Cycles - Volume Refraction shader

This is something I’ve been wanting to get to the developers to for ages. I’m primarily making this thread in hopes that one might see it, and also to link to it in case I find anyone in the #blendercoders IRC channel. Thoughts from anyone are appreciated however!

I wish to ask for what’s hopefully a simple yet effective addition to Cycles, which would make currently inaccessible effects possible to do natively in a realistic fashion: Implementing a volume refraction shader. Either by allowing the existing Refraction BSDF to work on the Volume material output, or by defining a new Volume Refraction shader if that is a better approach.

Suggested functionality: When a ray passes through a volume affected by this shader, its trajectory is bent, just like Glass BSDF or Refraction BSDF does for surfaces. Optionally, an IOR value may let users define the probability and / or angle at which rays have their course modified, whereas a Roughness value adjusts how blurry the view gets through such a volume… the two ideally operate in an independent way so that refraction and blur can work without one another.

Purpose 1: The most important practical use of this shader is proper heat haze, emulating the air deformations we see above hot ovens / jet engines / roads during summer days. As a workaround, this is already possible to do with render nodes, by rendering your volume as a black & white mask on a different render pass then plugging it into the Vector input of a Displace node through which the main render is passed. However this is just a workaround that so happens to work: It leads to quality loss due to smudging and stretching the render result, causes empty spaces if the transformation of the mask warps near an edge, is much less realistic compared to the ray actually traveling a different trajectory, and might ultimately be slower depending on what calculations are implied.

Purpose 2: This would allow a greater level of detail for objects such as crystals, diamonds, gems, ice crystals, and other types of rough glass. You can already design realistic crystals in Cycles, by customizing the IOR and Roughness of a Glass BSDF or Refraction BSDF, causing different spots to refract or blur in different amounts. However you can’t differentiate such spots volumetrically inside the crystal itself, and can’t create rough blurry strands or inner glass pieces that have a different refraction angle from others. This can of course be worked around by adding smaller meshes inside the main crystal and giving them different materials, but this technique will cause sharp edges and is less correct and flexible compared to volumes in many cases.

As of now, you can base the IOR value on the output of the layer weight node (facing output). That in combination with a curve node should give a nice heat-signature effect on round objects without noticeable edges.

Another way is you map the IOR according to the output of the ray length output (lightpath node). You can combine it with the above technique to get the correct fading (but with the addition of stronger refraction in thicker geometry).

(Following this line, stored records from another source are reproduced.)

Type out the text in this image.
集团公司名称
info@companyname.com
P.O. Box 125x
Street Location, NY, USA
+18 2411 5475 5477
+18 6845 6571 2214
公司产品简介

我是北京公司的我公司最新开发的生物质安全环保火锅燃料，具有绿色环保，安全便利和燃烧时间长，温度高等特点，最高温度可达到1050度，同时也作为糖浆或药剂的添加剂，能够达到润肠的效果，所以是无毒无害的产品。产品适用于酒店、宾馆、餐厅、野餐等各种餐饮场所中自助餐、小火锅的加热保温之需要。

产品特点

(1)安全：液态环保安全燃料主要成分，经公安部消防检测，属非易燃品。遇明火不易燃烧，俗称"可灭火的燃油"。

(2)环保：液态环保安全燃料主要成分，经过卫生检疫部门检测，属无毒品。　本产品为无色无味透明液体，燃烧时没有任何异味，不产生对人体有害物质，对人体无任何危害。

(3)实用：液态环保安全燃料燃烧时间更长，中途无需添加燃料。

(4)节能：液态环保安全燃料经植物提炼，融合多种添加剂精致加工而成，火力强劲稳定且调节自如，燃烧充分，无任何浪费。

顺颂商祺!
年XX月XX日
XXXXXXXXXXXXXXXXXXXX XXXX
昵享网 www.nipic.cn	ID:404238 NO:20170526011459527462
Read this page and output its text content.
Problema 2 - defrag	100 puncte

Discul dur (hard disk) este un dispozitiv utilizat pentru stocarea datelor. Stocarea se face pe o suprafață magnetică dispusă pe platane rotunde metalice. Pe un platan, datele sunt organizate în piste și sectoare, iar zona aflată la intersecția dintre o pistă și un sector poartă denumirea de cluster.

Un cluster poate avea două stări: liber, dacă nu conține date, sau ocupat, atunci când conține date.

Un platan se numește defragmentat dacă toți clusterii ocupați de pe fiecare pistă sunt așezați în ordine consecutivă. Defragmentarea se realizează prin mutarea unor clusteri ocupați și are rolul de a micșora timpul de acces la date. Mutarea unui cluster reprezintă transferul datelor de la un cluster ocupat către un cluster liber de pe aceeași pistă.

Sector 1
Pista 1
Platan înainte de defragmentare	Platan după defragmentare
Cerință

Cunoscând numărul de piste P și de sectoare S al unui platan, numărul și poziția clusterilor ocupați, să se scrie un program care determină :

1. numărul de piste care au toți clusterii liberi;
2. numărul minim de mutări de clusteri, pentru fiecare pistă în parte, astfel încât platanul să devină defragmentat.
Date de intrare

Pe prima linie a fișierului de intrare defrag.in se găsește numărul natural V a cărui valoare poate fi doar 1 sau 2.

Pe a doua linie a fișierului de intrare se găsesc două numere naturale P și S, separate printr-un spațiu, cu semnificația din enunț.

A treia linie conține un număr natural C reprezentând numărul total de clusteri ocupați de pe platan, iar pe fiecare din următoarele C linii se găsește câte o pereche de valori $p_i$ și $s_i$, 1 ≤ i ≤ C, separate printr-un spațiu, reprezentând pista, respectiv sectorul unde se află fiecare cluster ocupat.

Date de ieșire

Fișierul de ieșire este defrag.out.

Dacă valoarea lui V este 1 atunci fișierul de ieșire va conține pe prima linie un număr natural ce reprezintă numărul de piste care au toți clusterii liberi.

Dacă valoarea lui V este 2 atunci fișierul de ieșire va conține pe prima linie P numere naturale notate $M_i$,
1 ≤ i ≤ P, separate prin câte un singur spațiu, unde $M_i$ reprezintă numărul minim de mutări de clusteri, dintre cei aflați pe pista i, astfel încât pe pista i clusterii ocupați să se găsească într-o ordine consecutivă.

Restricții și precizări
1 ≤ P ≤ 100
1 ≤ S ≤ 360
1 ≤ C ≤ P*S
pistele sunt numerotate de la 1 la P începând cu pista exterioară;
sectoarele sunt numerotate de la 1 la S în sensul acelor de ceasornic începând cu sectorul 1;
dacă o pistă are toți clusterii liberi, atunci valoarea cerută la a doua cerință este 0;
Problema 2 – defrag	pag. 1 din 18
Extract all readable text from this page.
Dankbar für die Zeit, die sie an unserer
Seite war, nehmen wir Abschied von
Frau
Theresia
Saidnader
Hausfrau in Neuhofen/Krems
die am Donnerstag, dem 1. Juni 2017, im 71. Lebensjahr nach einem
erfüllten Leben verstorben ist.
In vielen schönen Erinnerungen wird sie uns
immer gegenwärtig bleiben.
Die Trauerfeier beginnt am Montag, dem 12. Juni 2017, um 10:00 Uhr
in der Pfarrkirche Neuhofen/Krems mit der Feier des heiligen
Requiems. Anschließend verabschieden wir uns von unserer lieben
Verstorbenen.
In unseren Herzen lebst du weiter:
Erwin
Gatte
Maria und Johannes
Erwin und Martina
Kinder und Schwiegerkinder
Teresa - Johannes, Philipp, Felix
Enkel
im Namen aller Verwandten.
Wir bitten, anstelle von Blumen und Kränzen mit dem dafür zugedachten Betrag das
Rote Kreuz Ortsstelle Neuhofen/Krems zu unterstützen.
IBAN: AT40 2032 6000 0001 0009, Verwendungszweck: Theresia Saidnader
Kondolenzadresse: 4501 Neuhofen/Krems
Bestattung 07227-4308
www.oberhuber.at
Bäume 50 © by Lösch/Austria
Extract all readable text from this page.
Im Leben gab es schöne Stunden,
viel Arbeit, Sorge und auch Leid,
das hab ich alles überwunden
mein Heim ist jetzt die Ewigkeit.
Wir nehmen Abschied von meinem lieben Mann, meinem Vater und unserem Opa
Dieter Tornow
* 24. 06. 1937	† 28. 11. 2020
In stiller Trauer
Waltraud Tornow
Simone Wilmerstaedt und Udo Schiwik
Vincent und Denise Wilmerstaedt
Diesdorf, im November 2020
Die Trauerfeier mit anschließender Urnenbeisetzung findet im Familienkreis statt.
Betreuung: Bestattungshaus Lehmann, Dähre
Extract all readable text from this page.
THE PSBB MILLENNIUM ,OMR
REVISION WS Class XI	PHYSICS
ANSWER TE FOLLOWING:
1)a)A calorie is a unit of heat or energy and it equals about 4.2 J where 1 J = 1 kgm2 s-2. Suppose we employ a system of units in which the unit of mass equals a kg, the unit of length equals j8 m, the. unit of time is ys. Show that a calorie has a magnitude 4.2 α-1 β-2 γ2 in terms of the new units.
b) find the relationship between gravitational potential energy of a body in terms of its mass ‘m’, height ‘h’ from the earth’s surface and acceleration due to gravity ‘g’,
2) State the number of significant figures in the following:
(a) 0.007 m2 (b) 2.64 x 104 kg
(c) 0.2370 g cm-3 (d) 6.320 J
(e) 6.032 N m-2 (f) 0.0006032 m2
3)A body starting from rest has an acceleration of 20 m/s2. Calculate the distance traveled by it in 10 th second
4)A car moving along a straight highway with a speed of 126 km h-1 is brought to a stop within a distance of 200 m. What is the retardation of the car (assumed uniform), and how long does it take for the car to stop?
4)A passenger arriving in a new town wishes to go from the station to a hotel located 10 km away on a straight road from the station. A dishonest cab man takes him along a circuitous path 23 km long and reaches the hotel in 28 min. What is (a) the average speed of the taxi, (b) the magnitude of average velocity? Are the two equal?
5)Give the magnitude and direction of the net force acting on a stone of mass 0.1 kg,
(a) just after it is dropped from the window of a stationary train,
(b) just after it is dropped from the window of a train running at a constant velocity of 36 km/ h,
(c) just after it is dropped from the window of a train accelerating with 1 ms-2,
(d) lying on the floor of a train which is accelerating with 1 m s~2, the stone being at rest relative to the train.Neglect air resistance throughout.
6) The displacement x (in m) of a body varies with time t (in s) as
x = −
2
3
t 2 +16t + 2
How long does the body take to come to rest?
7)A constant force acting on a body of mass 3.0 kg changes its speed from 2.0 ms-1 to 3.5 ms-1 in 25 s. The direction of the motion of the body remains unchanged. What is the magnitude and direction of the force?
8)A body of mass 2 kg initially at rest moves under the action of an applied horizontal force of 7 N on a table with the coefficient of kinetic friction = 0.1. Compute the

As for having an actual refraction volume, I may have read that that there might be a possible issue in ensuring it renders nice and fast (though perhaps a basic refraction volume with power and roughness inputs could be doable).

Bump.

No roughness for refractions?
It really is an important part missing from Glass & such. How come?
Been faking it since start but every time i hate the results… i simply am not able faking it to look real. :frowning:

I’m still very interested in seeing a resolution to this issue. There is still no way to do heat haze or atmospheric refraction using rays in Cycles, which is a huge missing feature in my opinion! Is there no way to get this to the attention of the Blender devs?

I remember that when I brought it up with the developers on the mailing list months ago, I was told that a technical solution is hard. Something about knowing when a ray enters a volume but not when it exits it, thus it’s harder to calculate the depth. Come on though: Absorption and Scatter have a way of working out, I’m sure one exists here too! I for one am content with just diffracting the angle of the ray a little based on the density at that location… how can that not work, or be too difficult to implement?